*>Given that Yudkowsky has gone to considerable lengths (The Sequences, LessWron...

TylerJay · on July 22, 2015

> The AI is allowed to lie though, so do you not think he's capable of a false argument which "proves" the opposite

Well, for an argument to "prove" something, the premises must be true and the reasoning must be valid. No matter how smart you are, you can't "prove" something that is false, so no, I don't think they could. A good 'rationalist' would analyze the arguments based on their merit, and if the reasoning is sound, they shift their belief a bit in that direction. If not, then they don't. Just like a regular person (they just know how to do the analysis formally and know how to spot appeals to human biases and logical fallacies.)

> But then the person knows that the AI is lying to them.
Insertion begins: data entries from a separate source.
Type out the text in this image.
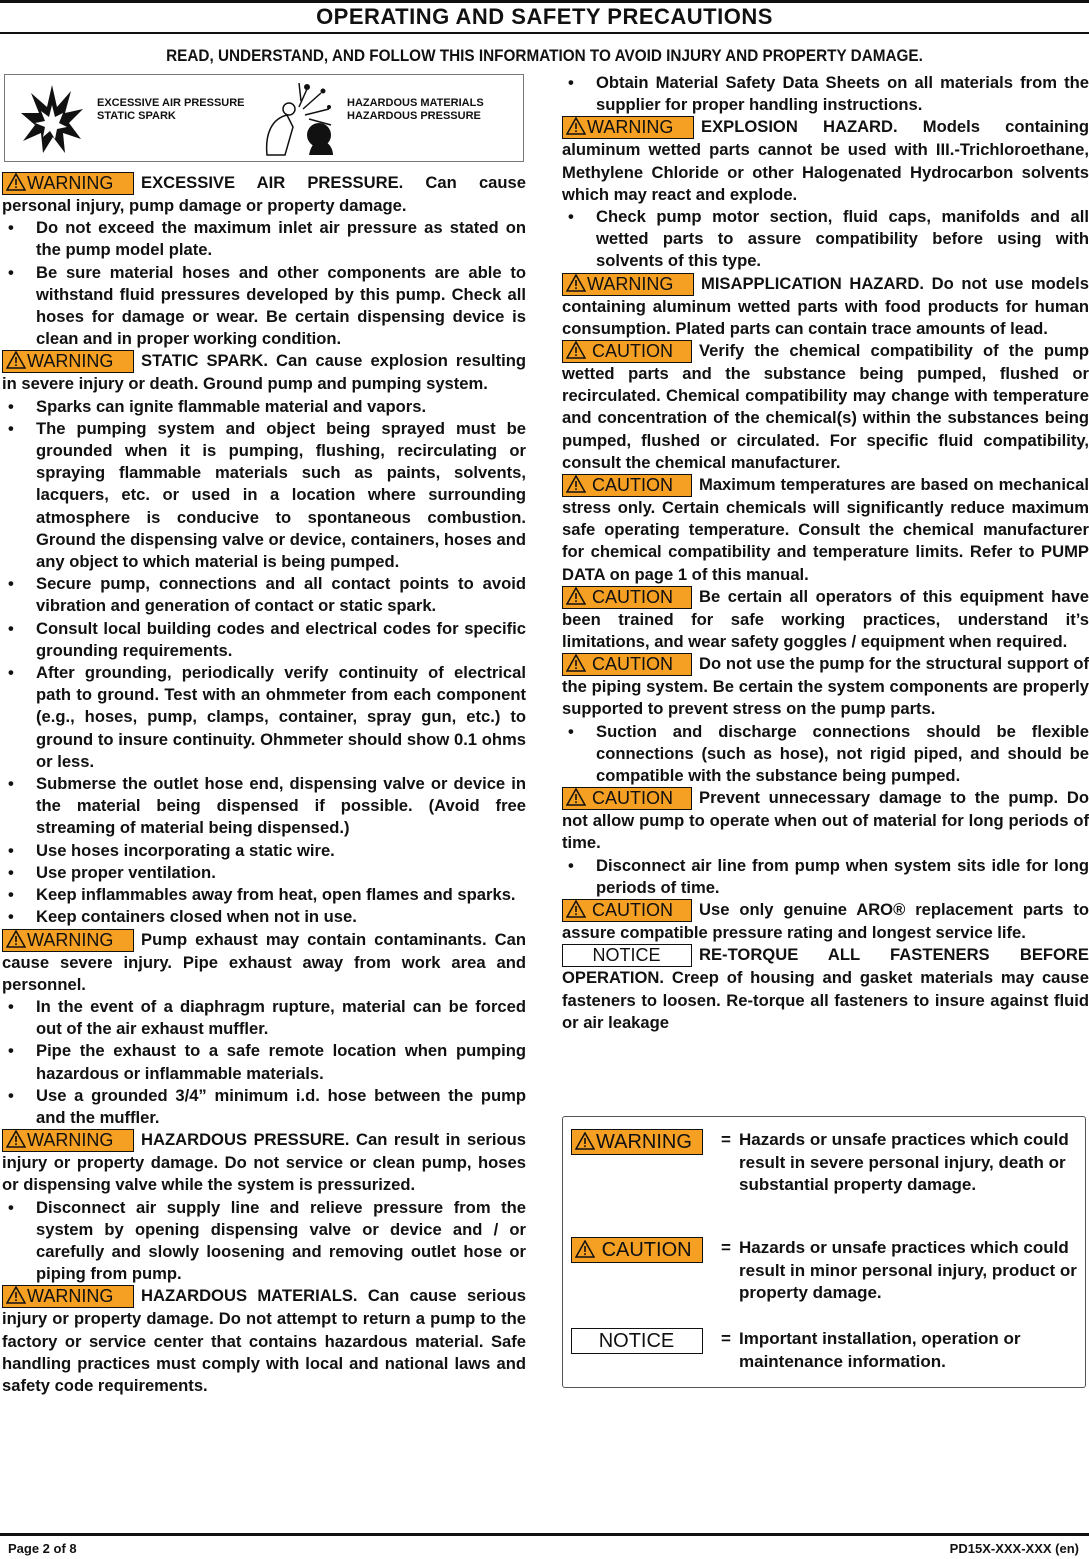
OPERATING AND SAFETY PRECAUTIONS
READ, UNDERSTAND, AND FOLLOW THIS INFORMATION TO AVOID INJURY AND PROPERTY DAMAGE.
EXCESSIVE AIR PRESSURE
STATIC SPARK
HAZARDOUS MATERIALS
HAZARDOUS PRESSURE

WARNING EXCESSIVE AIR PRESSURE. Can cause personal injury, pump damage or property damage.

• Do not exceed the maximum inlet air pressure as stated on the pump model plate.

• Be sure material hoses and other components are able to withstand fluid pressures developed by this pump. Check all hoses for damage or wear. Be certain dispensing device is clean and in proper working condition.

WARNING STATIC SPARK. Can cause explosion resulting in severe injury or death. Ground pump and pumping system.

• Sparks can ignite flammable material and vapors.

• The pumping system and object being sprayed must be grounded when it is pumping, flushing, recirculating or spraying flammable materials such as paints, solvents, lacquers, etc. or used in a location where surrounding atmosphere is conducive to spontaneous combustion. Ground the dispensing valve or device, containers, hoses and any object to which material is being pumped.

• Secure pump, connections and all contact points to avoid vibration and generation of contact or static spark.

• Consult local building codes and electrical codes for specific grounding requirements.

• After grounding, periodically verify continuity of electrical path to ground. Test with an ohmmeter from each component (e.g., hoses, pump, clamps, container, spray gun, etc.) to ground to insure continuity. Ohmmeter should show 0.1 ohms or less.

• Submerse the outlet hose end, dispensing valve or device in the material being dispensed if possible. (Avoid free streaming of material being dispensed.)

• Use hoses incorporating a static wire.

• Use proper ventilation.

• Keep inflammables away from heat, open flames and sparks.

• Keep containers closed when not in use.

WARNING Pump exhaust may contain contaminants. Can cause severe injury. Pipe exhaust away from work area and personnel.

• In the event of a diaphragm rupture, material can be forced out of the air exhaust muffler.

• Pipe the exhaust to a safe remote location when pumping hazardous or inflammable materials.

• Use a grounded 3/4” minimum i.d. hose between the pump and the muffler.

WARNING HAZARDOUS PRESSURE. Can result in serious injury or property damage. Do not service or clean pump, hoses or dispensing valve while the system is pressurized.

• Disconnect air supply line and relieve pressure from the system by opening dispensing valve or device and / or carefully and slowly loosening and removing outlet hose or piping from pump.

WARNING HAZARDOUS MATERIALS. Can cause serious injury or property damage. Do not attempt to return a pump to the factory or service center that contains hazardous material. Safe handling practices must comply with local and national laws and safety code requirements.

• Obtain Material Safety Data Sheets on all materials from the supplier for proper handling instructions.

WARNING EXPLOSION HAZARD. Models containing aluminum wetted parts cannot be used with III.-Trichloroethane, Methylene Chloride or other Halogenated Hydrocarbon solvents which may react and explode.

• Check pump motor section, fluid caps, manifolds and all wetted parts to assure compatibility before using with solvents of this type.

WARNING MISAPPLICATION HAZARD. Do not use models containing aluminum wetted parts with food products for human consumption. Plated parts can contain trace amounts of lead.

CAUTION Verify the chemical compatibility of the pump wetted parts and the substance being pumped, flushed or recirculated. Chemical compatibility may change with temperature and concentration of the chemical(s) within the substances being pumped, flushed or circulated. For specific fluid compatibility, consult the chemical manufacturer.

CAUTION Maximum temperatures are based on mechanical stress only. Certain chemicals will significantly reduce maximum safe operating temperature. Consult the chemical manufacturer for chemical compatibility and temperature limits. Refer to PUMP DATA on page 1 of this manual.

CAUTION Be certain all operators of this equipment have been trained for safe working practices, understand it’s limitations, and wear safety goggles / equipment when required.

CAUTION Do not use the pump for the structural support of the piping system. Be certain the system components are properly supported to prevent stress on the pump parts.

• Suction and discharge connections should be flexible connections (such as hose), not rigid piped, and should be compatible with the substance being pumped.

CAUTION Prevent unnecessary damage to the pump. Do not allow pump to operate when out of material for long periods of time.

• Disconnect air line from pump when system sits idle for long periods of time.

CAUTION Use only genuine ARO® replacement parts to assure compatible pressure rating and longest service life.

NOTICE RE-TORQUE ALL FASTENERS BEFORE OPERATION. Creep of housing and gasket materials may cause fasteners to loosen. Re-torque all fasteners to insure against fluid or air leakage

WARNING	= Hazards or unsafe practices which could result in severe personal injury, death or substantial property damage.
CAUTION	= Hazards or unsafe practices which could result in minor personal injury, product or property damage.
NOTICE	= Important installation, operation or maintenance information.
Page 2 of 8	PD15X-XXX-XXX (en)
No, they don't. The AI could just as easily be telling the truth. If it makes an argument, you analyze the merit of the argument and consider counterarguments. If it tries to tell you that something is a fact, that's where you treat them as a potentially unreliable source and have to bring the rest of your knowledge to bear, do research, talk to other people, and weigh the evidence to make a judgment when you are uncertain.

> their worldview requires them to engage seriously and fairly with every idea they come across. Most people are not burdened with this.

Wait, what? So does mine, within reason of course, but it's not a 'burden'. It's not like I'm obligated to stop and reexamine my views on religion every time a missionary knocks on my door, and LessWrong-ers are no different. But if you hear a convincing argument for something that runs counter to what you think you know, wouldn't you want to get to the bottom of it and find out the real truth? I would.

From having read LessWrong discussions, I can tell you that people there are in many ways more open to hearing differing viewpoints than your average person, but you're treating it like a mental pathology. They can be just as dismissive of ideas that they have already thought about and deemed to be false or that come from unreliable sources (like a potentially unfriendly AI). Your claim that being a self-proclaimed 'rationalist' introduces an incredibly obvious and easily-exploitable bug into one's decision-making process really smells like a rationalization in support of your initial gut reaction to the experiment: That there has to be a trick to it, and that it wouldn't work on you.

A good rule of thumb when dealing with a complicated problem is this: If a lot of smart people have spent a lot of time trying to figure out a solution and there's no accepted answer, then (1) the first thing that comes to your mind has been thought of before and is probably not the right answer, and (2) the right answer is probably not simple.

But there's an easy way to test this: (1) Sit down for an hour and flesh out your proposed strategy for getting a 'rationalist' to let you out of the box. (2) Go post on LessWrong to find someone to play Gatekeeper for you. I'll moderate. If it works, that's evidence that you're right. If it doesn't work, that's evidence that you're wrong. Iterate for more evidence until you're convinced.

But if the first thing that came to your mind upon reading this was a justification for why you would fail if you tried this ("Oh, well I wouldn't personally able to do it with this strategy, but..." or "Oh, well I'm sure this strategy wouldn't work anymore, but...) then you're already inventing excuses for the way you know it will play out.

I don't know how he did it either. But I do know that I wouldn't bet the human race on anyone's ability to win this game against Yudkowsky, let alone a superintelligent AI.